Youth work and Web 2.0 Meister Tim Davies has written a useful paper which I’m reading at the moment.
Here’s the link if you would like to have a read too.
Captain’s log supplemental: Some helpful reflections from Mark Tiddy

17 Replies to “Safe SNS”

  1. Thanks for this Youthblog, really interesting issue, and thought provoking on tims blog, I have posted something on there, because in all the discussions I have had with you, and looking at tims blog, there is another aspect which I have become more andmore convinced about the more I spend time with people who spend time on sns. The issue is that of the inability of those who spend time on sns, to be able to relate in the physical world. They spend so much time in the virtual, that the real, physical world, no longer becomes the primary function of relationships. My own wife spends 4 or more hours a day on virtual sns, and it is so aparant about hwo that impacts how she relates to me, our daughters, and others around her. I have seen it in so many others as well, there is an inability to relate to people emotionally, physically, intemately, patiently even, because all is so instant, so direct, so, immediate, that longevity, depth and consistancy all disappear out of relationships. I have written more on this and posted it up on my website, un the youthworkers network page, it is there for all to read. called it facebook, or faceless, as for me the faceless bit comes in when people aren’t able to relate pysically any more, and the virtual takes over in priority. Up to you blogger if you want to add a link, don’t know how to do that, but if not, then people can visit http://www.rolltherock.org.uk and go to the youthworkers page.

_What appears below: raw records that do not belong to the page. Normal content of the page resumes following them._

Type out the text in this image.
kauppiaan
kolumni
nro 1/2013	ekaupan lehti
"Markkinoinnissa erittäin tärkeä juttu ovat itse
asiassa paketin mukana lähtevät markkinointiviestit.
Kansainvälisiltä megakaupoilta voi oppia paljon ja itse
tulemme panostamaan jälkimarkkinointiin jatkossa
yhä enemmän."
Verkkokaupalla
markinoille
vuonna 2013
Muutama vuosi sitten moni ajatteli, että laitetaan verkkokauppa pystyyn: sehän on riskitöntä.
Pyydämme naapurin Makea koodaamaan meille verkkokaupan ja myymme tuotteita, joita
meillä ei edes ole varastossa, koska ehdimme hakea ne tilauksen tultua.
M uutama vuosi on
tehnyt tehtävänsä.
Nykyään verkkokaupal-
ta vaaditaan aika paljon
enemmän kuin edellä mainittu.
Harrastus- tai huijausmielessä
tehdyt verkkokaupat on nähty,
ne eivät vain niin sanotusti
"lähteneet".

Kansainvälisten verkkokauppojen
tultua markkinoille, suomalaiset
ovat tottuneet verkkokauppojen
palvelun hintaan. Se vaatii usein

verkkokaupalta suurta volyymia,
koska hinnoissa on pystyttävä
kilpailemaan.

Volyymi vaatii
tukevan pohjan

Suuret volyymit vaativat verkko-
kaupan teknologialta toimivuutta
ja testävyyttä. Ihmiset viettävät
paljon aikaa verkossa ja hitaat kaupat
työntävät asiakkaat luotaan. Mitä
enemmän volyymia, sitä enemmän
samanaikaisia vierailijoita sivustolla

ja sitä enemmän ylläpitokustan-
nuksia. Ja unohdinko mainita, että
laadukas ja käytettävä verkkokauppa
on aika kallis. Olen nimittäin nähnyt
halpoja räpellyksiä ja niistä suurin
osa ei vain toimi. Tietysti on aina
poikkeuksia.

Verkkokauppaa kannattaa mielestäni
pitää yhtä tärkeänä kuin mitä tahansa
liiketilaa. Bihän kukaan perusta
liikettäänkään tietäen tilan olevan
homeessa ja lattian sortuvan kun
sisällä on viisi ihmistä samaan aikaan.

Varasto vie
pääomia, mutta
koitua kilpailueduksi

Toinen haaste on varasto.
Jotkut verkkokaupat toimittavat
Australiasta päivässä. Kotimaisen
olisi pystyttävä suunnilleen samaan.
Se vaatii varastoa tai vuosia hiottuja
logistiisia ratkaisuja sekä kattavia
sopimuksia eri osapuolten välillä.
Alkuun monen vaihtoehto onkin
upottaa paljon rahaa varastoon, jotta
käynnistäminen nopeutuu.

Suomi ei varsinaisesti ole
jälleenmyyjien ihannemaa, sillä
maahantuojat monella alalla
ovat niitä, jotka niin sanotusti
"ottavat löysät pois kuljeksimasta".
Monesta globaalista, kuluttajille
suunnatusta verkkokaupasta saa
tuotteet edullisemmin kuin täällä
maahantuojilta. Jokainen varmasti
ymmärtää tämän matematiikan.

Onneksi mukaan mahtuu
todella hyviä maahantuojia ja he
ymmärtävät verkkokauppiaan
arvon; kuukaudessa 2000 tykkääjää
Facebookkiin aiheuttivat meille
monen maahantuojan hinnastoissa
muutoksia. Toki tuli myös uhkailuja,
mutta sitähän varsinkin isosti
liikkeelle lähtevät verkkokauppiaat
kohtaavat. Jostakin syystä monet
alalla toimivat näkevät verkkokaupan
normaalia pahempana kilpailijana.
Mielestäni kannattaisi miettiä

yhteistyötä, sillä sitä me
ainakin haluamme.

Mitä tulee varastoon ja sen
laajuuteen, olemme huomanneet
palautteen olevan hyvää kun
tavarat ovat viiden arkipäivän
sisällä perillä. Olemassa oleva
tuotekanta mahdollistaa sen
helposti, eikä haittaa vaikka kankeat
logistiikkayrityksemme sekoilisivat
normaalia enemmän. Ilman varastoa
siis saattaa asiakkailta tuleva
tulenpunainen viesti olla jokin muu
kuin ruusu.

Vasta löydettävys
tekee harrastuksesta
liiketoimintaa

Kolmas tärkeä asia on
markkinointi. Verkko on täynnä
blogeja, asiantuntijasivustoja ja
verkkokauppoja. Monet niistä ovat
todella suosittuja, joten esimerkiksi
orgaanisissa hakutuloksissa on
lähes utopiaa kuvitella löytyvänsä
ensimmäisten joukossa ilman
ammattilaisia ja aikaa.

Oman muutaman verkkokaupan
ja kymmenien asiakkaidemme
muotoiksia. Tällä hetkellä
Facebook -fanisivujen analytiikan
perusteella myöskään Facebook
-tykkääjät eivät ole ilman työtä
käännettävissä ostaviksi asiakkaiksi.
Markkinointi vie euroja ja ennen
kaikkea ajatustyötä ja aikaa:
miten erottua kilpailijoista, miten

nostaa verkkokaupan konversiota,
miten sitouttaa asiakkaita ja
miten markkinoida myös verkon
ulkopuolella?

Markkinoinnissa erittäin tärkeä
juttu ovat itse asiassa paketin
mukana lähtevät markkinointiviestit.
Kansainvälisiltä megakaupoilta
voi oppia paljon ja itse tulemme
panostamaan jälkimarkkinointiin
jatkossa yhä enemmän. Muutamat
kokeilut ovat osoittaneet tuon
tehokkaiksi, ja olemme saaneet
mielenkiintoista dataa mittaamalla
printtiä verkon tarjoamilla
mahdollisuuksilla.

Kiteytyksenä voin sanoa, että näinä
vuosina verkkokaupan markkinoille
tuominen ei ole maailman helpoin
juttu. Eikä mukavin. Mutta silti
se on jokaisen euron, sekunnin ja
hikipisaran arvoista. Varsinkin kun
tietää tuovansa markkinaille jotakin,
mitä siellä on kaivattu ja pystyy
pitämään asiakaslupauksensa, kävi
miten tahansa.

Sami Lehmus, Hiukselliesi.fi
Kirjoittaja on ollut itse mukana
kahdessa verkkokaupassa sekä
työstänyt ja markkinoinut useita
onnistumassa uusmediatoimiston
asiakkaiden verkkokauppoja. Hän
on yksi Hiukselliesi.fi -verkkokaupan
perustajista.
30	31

  2. Thank you for this, it’s certainly a big issue in the church I work at as to whether we should or shouldn’t have young people as ‘friends’ on facebook etc.
    One suggesting currently being thrown around is having a generic account for an organisation to use on something like facebook

  3. I agree with one of Tim’s commmentators that there needs to be a balanced view of risk and opportunity. At the moment I think many people are polarised at one end or the other, depending on their nature.
    Tim’s article certainly gives some interesting views as to how the medium could be used, although his examples tend to be real-world meet-ups. Maybe youth work will become increasingly more virtual – and we need to be prepared for that possibility.
    Just as an example of the future generation coming through: We live in the middle of nowhere and my son doesn’t often have friends round (unlike his sister). He has however organised mass virtual-meetups for half his class on Club Penguin (8 year olds equivelent of Facebook)… which has also made him quite adept at using the phone (to track down those who haven’t shown up).
    What SNS does threaten is friendships based purely on geography, but it does make friendships based on common interest easier to manage.

  4. Ray, what you have written has challenged me a little, because of course something like facebook, or other sns, would be good for those in the middle of nowhere,a dn noone around twho is there age. But I would still be interested in people’s thoughts as to the amount of time people, young and old spend on sns, and what impact that has on their ability to relate physically and socially in the real world.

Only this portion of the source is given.